Mr William Henry Taylor was born at 75 Trafalgar Terrace in Northam, Southampton, Hampshire, England on 1 December 1883.
He was the son of Thomas Taylor (b. 1840), a mariner, and Fanny Joyce (b. 1851), natives of Burnley, Lancashire and Southampton respectively who had married in the latter city in Christ Church on 18 September 1870.
One of eleven children born to his parents, William's known siblings were: Ellen Louisa (b. 1870, later Mrs Albert William Clapp), Margaret Sophia (b. 1872), Mary Jane (b. 1874), Annie Elizabeth Sarah (b. 1877), John (b. 1881), Bessie (b. 1886), Frances May (b. 1889), Rose Maud (b. 1894) and Albert Sidney (b. 1897).
William first appears on the 1891 census living at 28 Elm Street, Southampton; his seafaring father was absent, presumably away at work whilst his mother was described as a charwoman. By the time of the 1901 census William was absent, his whereabouts unclear, but his family were listed as living at 41 Bond Street, Southampton and his father was then described as a general labourer. His parents appear on the 1911 census as residents of 56 Bond Street.
Taylor was married on 28 January 1907 to May Calloway (b. 1 May 1888) at Southampton Register office in a ceremony witnessed by Frank Wells and Ada Richards. They lived at 2 Broad Street, Southampton and welcomed their only child, daughter Margaret Alice, on 29 October 1910.
On the 1911 census May Taylor and her infant daughter were listed at their Broad Street address but William was absent, presumably at sea.
Reportedly at sea for eight years by 1912, when Taylor signed on to the Titanic on 6 April 1912 he gave his address as 2 Broad Street, Southampton and his previous ship as the Orotova. As a fireman he could expect monthly wages of £6.
On the night of 14 April Taylor was off duty and asleep in his quarters. An alarm bell outside the firemen's quarters roused him and he got up and made a quick inspection but saw nothing amiss and returned to his bunk where he waited for about ten minutes. Someone then reported that water was flooding number one hatch.

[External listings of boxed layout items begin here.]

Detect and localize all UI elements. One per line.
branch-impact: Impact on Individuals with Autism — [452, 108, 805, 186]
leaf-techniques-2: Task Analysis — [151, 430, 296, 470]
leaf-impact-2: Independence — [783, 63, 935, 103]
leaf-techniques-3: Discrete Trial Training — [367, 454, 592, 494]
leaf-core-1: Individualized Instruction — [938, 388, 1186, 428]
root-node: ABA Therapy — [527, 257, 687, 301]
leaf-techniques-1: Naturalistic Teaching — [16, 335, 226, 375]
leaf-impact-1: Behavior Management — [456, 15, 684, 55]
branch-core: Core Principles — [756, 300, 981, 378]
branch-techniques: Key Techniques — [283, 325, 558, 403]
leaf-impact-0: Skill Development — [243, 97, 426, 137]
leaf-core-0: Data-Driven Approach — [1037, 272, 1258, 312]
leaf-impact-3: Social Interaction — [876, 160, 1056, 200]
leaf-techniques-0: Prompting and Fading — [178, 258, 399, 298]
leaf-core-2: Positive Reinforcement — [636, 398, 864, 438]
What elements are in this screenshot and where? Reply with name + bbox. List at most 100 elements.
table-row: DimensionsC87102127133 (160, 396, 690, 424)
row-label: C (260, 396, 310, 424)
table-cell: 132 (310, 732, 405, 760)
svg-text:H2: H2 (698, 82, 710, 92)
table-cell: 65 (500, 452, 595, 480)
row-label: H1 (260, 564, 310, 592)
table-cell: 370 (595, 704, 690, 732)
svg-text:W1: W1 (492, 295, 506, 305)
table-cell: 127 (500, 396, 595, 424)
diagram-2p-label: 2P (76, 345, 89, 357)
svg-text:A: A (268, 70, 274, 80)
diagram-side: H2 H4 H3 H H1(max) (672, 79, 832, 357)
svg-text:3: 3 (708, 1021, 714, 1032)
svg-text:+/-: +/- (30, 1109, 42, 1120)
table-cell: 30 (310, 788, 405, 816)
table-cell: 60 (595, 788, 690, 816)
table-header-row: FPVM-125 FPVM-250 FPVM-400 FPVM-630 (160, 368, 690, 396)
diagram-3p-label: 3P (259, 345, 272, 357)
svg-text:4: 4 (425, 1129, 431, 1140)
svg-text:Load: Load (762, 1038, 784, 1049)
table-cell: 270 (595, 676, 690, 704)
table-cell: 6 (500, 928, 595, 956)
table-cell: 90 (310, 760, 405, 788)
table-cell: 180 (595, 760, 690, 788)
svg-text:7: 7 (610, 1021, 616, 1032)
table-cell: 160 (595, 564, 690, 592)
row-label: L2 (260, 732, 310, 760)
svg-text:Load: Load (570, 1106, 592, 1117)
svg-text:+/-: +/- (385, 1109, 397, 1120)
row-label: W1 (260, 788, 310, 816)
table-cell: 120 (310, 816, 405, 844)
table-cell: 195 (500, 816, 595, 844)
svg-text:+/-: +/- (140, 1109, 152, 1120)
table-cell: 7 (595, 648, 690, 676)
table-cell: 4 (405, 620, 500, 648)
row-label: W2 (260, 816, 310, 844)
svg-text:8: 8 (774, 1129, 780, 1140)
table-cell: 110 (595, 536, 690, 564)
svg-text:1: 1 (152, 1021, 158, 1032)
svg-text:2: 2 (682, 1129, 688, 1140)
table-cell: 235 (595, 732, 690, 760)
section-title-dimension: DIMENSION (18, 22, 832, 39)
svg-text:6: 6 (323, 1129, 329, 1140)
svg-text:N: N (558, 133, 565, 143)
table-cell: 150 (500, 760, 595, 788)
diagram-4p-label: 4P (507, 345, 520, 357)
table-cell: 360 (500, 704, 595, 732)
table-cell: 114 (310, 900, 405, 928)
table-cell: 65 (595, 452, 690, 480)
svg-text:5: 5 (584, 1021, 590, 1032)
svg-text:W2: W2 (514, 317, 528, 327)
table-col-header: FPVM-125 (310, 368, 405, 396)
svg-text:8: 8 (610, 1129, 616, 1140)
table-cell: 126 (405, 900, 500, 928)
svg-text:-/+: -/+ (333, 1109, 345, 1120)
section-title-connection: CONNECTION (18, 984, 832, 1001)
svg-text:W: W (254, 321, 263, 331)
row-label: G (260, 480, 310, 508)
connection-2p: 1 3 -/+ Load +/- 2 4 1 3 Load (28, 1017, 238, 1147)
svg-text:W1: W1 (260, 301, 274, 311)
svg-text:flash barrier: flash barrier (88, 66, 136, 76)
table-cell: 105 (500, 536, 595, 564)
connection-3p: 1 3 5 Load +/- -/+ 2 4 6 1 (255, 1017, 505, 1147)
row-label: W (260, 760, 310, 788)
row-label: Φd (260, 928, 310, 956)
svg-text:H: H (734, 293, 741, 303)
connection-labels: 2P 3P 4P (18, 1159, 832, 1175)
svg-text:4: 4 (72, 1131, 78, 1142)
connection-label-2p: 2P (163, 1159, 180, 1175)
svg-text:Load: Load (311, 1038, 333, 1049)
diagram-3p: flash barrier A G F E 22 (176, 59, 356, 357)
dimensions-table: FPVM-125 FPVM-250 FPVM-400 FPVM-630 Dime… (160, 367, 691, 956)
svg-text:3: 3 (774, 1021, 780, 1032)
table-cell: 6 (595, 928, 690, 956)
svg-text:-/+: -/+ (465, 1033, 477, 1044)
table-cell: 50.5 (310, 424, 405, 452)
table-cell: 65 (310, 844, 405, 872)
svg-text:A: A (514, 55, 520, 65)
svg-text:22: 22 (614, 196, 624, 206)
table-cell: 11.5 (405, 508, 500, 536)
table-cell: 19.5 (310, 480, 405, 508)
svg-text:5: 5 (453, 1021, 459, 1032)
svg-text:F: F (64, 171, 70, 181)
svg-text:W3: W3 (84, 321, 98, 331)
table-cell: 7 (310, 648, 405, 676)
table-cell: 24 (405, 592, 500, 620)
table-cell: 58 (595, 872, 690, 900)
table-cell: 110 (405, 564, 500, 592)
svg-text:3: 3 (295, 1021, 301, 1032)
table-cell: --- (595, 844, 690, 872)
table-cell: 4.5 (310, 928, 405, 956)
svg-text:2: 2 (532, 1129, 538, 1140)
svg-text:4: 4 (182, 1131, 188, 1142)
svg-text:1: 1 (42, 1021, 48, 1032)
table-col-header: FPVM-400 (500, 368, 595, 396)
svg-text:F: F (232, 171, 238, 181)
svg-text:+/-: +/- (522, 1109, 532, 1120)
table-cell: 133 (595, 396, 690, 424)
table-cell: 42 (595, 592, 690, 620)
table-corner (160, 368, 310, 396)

Taylor and his bunkmates packed their belongings and took them to the mess where they waited about for orders. An approaching officer instructed the men to get lifebelts so Taylor went to the boat deck where he stated he saw lifeboat 15, reportedly his assigned boat, being the only boat still in the blocks; it was swung out and he was ordered in.
Taylor recalled that lifeboat 15 first received her compliment of crew from the boat deck before being lowered to the promenade deck (A-deck) to receive passengers, mainly third class, noting that a crowd of stewards were conducting affairs on that deck. When no more women came forward a crowd of male passengers got in. He also recalled there being six fireman and three identifiable stewards aboard.
After launch Taylor stated that lifeboat 15 rowed about a quarter of a mile away from the ship towards a light in the distance which, eventually, disappeared. As day broke he said there many icebergs around.
Taylor was called as a witness to the US Inquiry of the sinking and gave evidence on day 7.
Taylor lived at 2 Broad Street for the rest of his life but appears to have favoured land-based dock work as opposed to going to sea. On 12 March 1914, whilst working at Southampton docks and in the act of dismantling a dockside holding pen for animals, Taylor was crushed by a large post, or principal, weighing in at a tonne. The accident resulted in Taylor having a fractured leg and spine and perhaps internal damage; he was rushed to the Royal South Hants and Southampton Hospital for treatment.
After lingering for ten days, William Taylor died from his injuries on 22 March 1914 aged 29. His death was recorded as accidental. He was buried at the Old Common Cemetery, Southampton (section C175, plot 205).
His widow May remarried in 1915 to Joseph Albert Macey (1871-1952), a slaughterman and a widower since 1913 who had five children. They had a son of their own in 1922, Ronald William Arthur who was killed in action during WWII on 16 February 1945. May lived for many years on James Street, Southampton where she died on 3 March 1955.